There was an article recently on Bloomberg. The title of the article is: “How to avoid the consequences of QE3”. While it is nice to see this topic discussed on something other than a libertarian/ hard money website, I also have a problem with the premise.
Parts of the article really are good. It points out that QE3 debases the dollar. Then it points out that the low interest rates make it hard for senior citizens and others trying to live from their savings.
The article then goes on to discuss ways to invest. This includes foreign stocks, foreign bonds, and certain individual sectors. While the author warns of potential problems in China, he still basically recommends buying Chinese stocks.
Unfortunately, in an article about QE3 and investing, the author doesn’t come out and recommend investing in gold or gold related stocks. He does mention gold, but only to compare it to foreign bonds. He says that “Foreign bonds are like gold with yield.” This is a ridiculous statement and I won’t waste the taps on my keyboard to refute it.
So the author identifies some of the problems with QE3 and is basically correct about them. Unfortunately, I’m not a big fan of his remedies, especially in leaving out gold. However, my major disagreement is with the premise of the whole article. It is really in the title.

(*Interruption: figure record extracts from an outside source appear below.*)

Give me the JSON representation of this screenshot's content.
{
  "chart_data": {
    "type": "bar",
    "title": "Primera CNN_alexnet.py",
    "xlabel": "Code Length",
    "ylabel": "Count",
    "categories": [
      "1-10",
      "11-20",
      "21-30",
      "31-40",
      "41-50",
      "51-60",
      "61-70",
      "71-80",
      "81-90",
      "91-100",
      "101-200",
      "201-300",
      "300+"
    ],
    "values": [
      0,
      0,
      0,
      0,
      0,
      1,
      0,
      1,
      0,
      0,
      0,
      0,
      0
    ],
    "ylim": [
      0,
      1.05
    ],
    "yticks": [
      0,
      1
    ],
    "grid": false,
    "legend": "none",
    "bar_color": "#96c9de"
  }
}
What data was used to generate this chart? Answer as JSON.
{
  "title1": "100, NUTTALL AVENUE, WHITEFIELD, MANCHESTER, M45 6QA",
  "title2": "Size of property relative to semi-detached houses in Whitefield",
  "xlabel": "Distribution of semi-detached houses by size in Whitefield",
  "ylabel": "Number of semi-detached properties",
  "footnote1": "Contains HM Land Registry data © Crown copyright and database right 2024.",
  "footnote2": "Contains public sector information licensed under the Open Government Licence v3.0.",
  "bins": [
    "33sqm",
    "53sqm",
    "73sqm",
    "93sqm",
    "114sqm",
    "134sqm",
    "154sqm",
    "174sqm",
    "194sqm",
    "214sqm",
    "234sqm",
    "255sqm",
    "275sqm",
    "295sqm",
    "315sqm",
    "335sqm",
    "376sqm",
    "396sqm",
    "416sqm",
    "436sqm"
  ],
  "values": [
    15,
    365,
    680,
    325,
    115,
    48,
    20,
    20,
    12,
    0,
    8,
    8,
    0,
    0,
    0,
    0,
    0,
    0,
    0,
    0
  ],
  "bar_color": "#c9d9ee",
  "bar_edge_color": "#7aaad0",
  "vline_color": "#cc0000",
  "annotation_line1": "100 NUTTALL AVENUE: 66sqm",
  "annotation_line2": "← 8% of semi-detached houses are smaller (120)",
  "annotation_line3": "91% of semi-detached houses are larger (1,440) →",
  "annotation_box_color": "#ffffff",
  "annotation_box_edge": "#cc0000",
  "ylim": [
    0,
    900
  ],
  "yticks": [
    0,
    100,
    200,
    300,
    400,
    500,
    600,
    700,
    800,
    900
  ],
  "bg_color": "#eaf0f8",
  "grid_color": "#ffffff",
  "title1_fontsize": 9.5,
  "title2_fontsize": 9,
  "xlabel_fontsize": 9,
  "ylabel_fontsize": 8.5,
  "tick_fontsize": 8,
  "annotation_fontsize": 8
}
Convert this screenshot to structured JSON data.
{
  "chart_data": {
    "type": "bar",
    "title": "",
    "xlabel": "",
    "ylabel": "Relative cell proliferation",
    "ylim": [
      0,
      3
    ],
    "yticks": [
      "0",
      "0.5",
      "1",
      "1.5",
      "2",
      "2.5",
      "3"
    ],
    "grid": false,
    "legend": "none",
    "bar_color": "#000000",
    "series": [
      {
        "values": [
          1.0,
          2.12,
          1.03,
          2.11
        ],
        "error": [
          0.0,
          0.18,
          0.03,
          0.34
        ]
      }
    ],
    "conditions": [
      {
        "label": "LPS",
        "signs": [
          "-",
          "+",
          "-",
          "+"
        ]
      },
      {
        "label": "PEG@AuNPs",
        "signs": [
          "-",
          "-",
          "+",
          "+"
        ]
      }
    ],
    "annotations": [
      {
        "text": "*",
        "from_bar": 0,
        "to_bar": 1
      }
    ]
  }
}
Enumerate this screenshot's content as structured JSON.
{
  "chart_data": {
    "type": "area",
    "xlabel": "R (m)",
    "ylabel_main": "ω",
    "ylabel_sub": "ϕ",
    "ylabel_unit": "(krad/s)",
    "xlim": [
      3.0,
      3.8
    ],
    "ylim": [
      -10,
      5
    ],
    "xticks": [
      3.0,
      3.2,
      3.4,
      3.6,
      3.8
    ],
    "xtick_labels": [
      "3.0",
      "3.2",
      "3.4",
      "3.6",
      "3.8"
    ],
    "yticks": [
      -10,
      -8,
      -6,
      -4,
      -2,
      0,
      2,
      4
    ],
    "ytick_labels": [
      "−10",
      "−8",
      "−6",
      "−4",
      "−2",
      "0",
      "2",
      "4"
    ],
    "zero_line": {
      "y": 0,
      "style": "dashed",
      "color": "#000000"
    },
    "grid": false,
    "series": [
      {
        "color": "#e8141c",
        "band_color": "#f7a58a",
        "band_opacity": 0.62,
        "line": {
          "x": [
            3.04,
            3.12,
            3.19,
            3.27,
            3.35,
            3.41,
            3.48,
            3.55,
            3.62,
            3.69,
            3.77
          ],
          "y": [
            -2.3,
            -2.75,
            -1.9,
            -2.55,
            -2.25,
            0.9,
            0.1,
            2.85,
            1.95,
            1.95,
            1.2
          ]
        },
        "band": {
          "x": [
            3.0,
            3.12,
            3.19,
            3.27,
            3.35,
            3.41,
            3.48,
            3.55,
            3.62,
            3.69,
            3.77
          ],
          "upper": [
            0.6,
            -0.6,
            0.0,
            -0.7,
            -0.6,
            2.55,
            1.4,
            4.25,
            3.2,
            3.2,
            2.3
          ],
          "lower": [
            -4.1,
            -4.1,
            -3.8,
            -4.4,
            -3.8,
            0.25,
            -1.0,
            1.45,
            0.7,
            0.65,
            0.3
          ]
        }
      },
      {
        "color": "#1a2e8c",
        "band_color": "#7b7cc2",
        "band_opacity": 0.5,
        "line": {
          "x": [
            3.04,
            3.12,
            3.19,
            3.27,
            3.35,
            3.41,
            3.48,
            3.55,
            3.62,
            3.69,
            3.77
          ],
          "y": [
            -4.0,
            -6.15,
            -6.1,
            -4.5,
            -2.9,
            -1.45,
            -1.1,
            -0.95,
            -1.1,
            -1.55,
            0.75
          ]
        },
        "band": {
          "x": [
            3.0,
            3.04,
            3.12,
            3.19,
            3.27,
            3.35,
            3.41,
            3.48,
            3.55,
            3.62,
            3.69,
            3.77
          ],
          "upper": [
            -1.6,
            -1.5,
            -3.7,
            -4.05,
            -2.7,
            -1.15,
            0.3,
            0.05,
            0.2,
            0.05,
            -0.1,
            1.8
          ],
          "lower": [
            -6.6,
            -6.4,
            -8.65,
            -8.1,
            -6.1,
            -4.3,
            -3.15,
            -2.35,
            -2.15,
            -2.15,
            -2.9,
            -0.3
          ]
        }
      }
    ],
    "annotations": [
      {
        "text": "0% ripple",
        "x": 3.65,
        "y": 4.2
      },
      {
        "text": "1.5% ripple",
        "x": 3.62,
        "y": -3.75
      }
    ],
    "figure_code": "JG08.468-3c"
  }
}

I don’t believe it is possible to avoid the consequences of QE3. I think the best you can hope for is to minimize the consequences as best as possible. QE3 will negatively impact virtually everyone. It isn’t just a matter of inflation and low interest rates.
QE3 is massive monetary inflation. It is a bank bailout. It also allows the federal government to continue spending money it doesn’t have. If the Fed would stop with all of its quantitative easing sessions, then interest rates would rise and Congress would have to cut spending.
Whenever there is monetary inflation, particularly on such a massive scale, it leads to a misallocation of resources. This can be called malinvestment. It is directing resources to uses that wouldn’t have been preferred by consumers in a free market. Monetary inflation is a hindrance to our standard of living. It makes the general population poorer (or less rich) than it would have otherwise been.
So, yes, you can and should invest to protect yourself from the harmful effects of massive monetary inflation. This would include gold, silver, oil, some stocks, real estate, and many other hard assets. You may or may not gain in real terms from these investments, but at least you will lose less than the guy who has his investments and savings denominated in dollars (such as bonds and savings accounts).
But while you can somewhat protect yourself with your investments, you will be worse off from QE3. There is no way to avoid all of the consequences. You may not ever directly see the consequences, but being a good economist means seeing the long-term unseen consequences. There will be less production. There will be less capital investment. There will be less in the way of technological advances and new product development. Just for example, if there were no QE3, maybe we would have seen an iPhone that could drive your car for you. Maybe we would have seen a robot that could do your laundry and dishes for you, including putting them away. But instead, resources were wasted or put to less productive uses as deemed by politicians in DC.
In conclusion, you should be aware of QE3 and the potential bad effects. You should try to hedge against it with your investments in any way you can. But don’t think that you can avoid the bad consequences of it. We will all pay for these mistakes.